MEDITACIÓN
CRISTIANA PARA CADA DÍA DEL AÑO
25 de mayo
Cuerdas de amor
"Con cuerdas humanas los atraje, con cuerdas de
amor" (Oseas 11:4).
Para quienes hemos recibido la salvación de
Dios por medio de su Hijo, el amor de Cristo, que nos constriñe como hermanos,
es como un lazo a la vez dulce y nostálgico.
Cuando vivimos una experiencia de comunión
con nuestros hermanos, nos llena de gozo el sentirnos uno en el Espíritu; sin
embargo, al mismo tiempo, cuando nos despedimos hasta una próxima ocasión, nos
duele la separación, aunque ésta sea tan breve como la flor de un día –
si la consideramos desde la eternidad que nos espera.

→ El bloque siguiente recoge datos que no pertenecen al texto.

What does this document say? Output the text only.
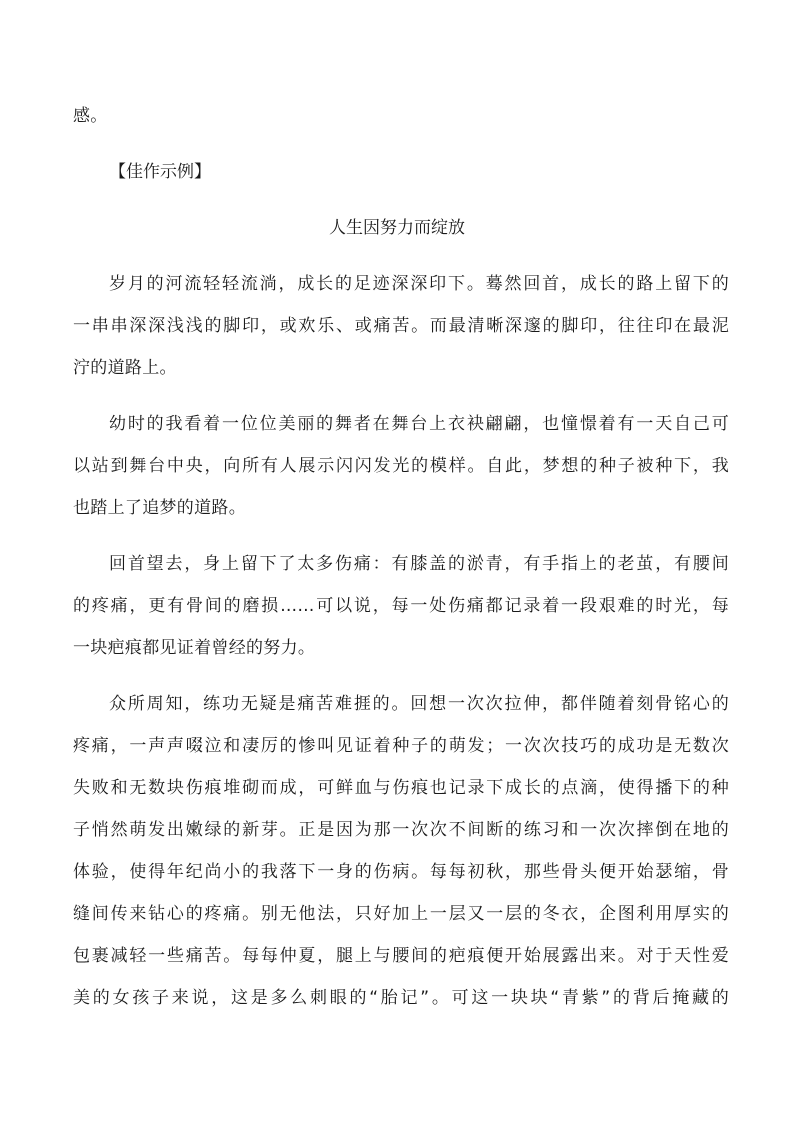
感。
【佳作示例】
人生因努力而绽放
岁月的河流轻轻流淌，成长的足迹深深印下。蓦然回首，成长的路上留下的
一串串深深浅浅的脚印，或欢乐、或痛苦。而最清晰深邃的脚印，往往印在最泥
泞的道路上。
幼时的我看着一位位美丽的舞者在舞台上衣袂翩翩，也憧憬着有一天自己可
以站到舞台中央，向所有人展示闪闪发光的模样。自此，梦想的种子被种下，我
也踏上了追梦的道路。
回首望去，身上留下了太多伤痛：有膝盖的淤青，有手指上的老茧，有腰间
的疼痛，更有骨间的磨损……可以说，每一处伤痛都记录着一段艰难的时光，每
一块疤痕都见证着曾经的努力。
众所周知，练功无疑是痛苦难捱的。回想一次次拉伸，都伴随着刻骨铭心的
疼痛，一声声啜泣和凄厉的惨叫见证着种子的萌发；一次次技巧的成功是无数次
失败和无数块伤痕堆砌而成，可鲜血与伤痕也记录下成长的点滴，使得播下的种
子悄然萌发出嫩绿的新芽。正是因为那一次次不间断的练习和一次次摔倒在地的
体验，使得年纪尚小的我落下一身的伤病。每每初秋，那些骨头便开始瑟缩，骨
缝间传来钻心的疼痛。别无他法，只好加上一层又一层的冬衣，企图利用厚实的
包裹减轻一些痛苦。每每仲夏，腿上与腰间的疤痕便开始展露出来。对于天性爱
美的女孩子来说，这是多么刺眼的“胎记”。可这一块块“青紫”的背后掩藏的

Esta ausencia física entre unos y otros, y
por sobre todo, esta ausencia de nuestro común Amado, nos hace que anhelemos
más y más el día glorioso de Su arribo. ¡Oh, no te
tardes, Tú, más dulcísimo que la miel!
A menudo pensamos: Si nosotros
–criaturas imperfectas aún en nuestra condición terrenal–
le anhelamos tan fervientemente, ¡cuánto más Él que es perfecto en su amor por
nosotros, no querrá ya atraernos pronto a sí mismo! Si dependiera de nuestros
pobres sentidos, no tendríamos asidero para esta esperanza; pero el querer
–y su promesa– provienen de Él mismo, y
esto sí nos alienta, a pesar de ser todavía transeúntes en esta dilatada noche.

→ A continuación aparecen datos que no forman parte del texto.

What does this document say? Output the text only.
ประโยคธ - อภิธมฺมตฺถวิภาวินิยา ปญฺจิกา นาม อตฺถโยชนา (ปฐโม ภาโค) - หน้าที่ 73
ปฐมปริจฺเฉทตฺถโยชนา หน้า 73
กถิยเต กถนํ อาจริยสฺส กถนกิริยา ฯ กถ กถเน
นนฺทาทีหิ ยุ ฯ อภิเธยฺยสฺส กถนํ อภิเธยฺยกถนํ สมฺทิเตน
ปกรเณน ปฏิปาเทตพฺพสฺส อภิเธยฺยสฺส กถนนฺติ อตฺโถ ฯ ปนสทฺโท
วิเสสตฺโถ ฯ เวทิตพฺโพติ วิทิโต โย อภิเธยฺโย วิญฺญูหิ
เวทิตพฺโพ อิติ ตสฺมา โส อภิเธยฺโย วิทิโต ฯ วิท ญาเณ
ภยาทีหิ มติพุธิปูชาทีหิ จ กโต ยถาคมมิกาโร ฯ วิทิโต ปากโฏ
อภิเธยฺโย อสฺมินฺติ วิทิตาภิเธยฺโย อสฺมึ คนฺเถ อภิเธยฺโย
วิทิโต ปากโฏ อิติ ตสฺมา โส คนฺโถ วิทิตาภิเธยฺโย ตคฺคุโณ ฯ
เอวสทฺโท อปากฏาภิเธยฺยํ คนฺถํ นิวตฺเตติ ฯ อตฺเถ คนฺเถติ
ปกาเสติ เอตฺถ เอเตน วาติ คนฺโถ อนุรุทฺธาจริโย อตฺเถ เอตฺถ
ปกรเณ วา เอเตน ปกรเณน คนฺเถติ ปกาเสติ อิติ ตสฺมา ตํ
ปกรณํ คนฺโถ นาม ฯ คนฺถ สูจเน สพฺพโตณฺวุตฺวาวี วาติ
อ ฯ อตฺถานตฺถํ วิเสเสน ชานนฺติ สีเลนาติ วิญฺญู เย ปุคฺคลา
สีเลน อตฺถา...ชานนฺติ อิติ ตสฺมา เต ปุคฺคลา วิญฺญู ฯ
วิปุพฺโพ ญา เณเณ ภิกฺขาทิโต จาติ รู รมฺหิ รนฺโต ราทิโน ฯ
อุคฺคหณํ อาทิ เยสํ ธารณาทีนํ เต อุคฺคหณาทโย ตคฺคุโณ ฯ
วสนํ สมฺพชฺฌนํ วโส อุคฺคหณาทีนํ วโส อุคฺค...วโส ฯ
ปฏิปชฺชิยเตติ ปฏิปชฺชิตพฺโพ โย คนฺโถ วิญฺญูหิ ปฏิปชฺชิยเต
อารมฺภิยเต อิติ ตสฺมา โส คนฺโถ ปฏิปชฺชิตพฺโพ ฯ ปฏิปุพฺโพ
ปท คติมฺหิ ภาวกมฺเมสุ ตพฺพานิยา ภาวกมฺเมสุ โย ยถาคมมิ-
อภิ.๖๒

Cuando pensamos en nuestros hermanos
diseminados sobre la faz de este planeta, nos regocija ver cómo el Espíritu
Santo les va revelando –como a todos los que le buscamos de limpio corazón– los tesoros de la multiforme sabiduría de
Dios, en Cristo. Un sentimiento de ternura nos inunda al saber que hoy hay
tantos que conocen, declaran y viven el señorío de Cristo, que por la gracia de
Dios compartimos con ellos esa misma realidad, y que somos bienaventurados,
"...porque esto no te lo reveló carne ni sangre".
El amor de Dios, manifestado en Cristo
Jesús, es la clave, es el vínculo perfecto. Como hombres naturales, podríamos
tener puntos de desencuentro, opiniones dispares, posiciones irreductibles, y
jamás llegaríamos a vivir una comunión plena unos con otros. Por esta razón, no
deja de emocionarnos el ver cómo, en esta nuestra diversidad, Dios ha derramado
de su Espíritu, y nos va haciendo converger en el Único Ser en el cual los
hombres pueden reconciliarse el uno con el otro: Jesús, el Hijo de Dios.
Hoy habita Cristo por la fe en nuestros
corazones. Lo creemos firmemente, y a causa de esta bendita fe –don de Dios– no temeremos si algún hermano expresa
ocasionalmente un sentir diferente, según su alma; porque sabemos que Aquel que
comenzó en nosotros la buena obra, la perfeccionará hasta el día de Jesucristo.
Con esta convicción, y firmemente arraigados en el amor de Cristo, podremos
sobrellevar las flaquezas los unos de los otros, sabiendo que somos sólo trozos
de piedra tosca que, en manos del supremo Artífice, serán trocados en piedras
preciosas para reflejar Su perfecta gloria.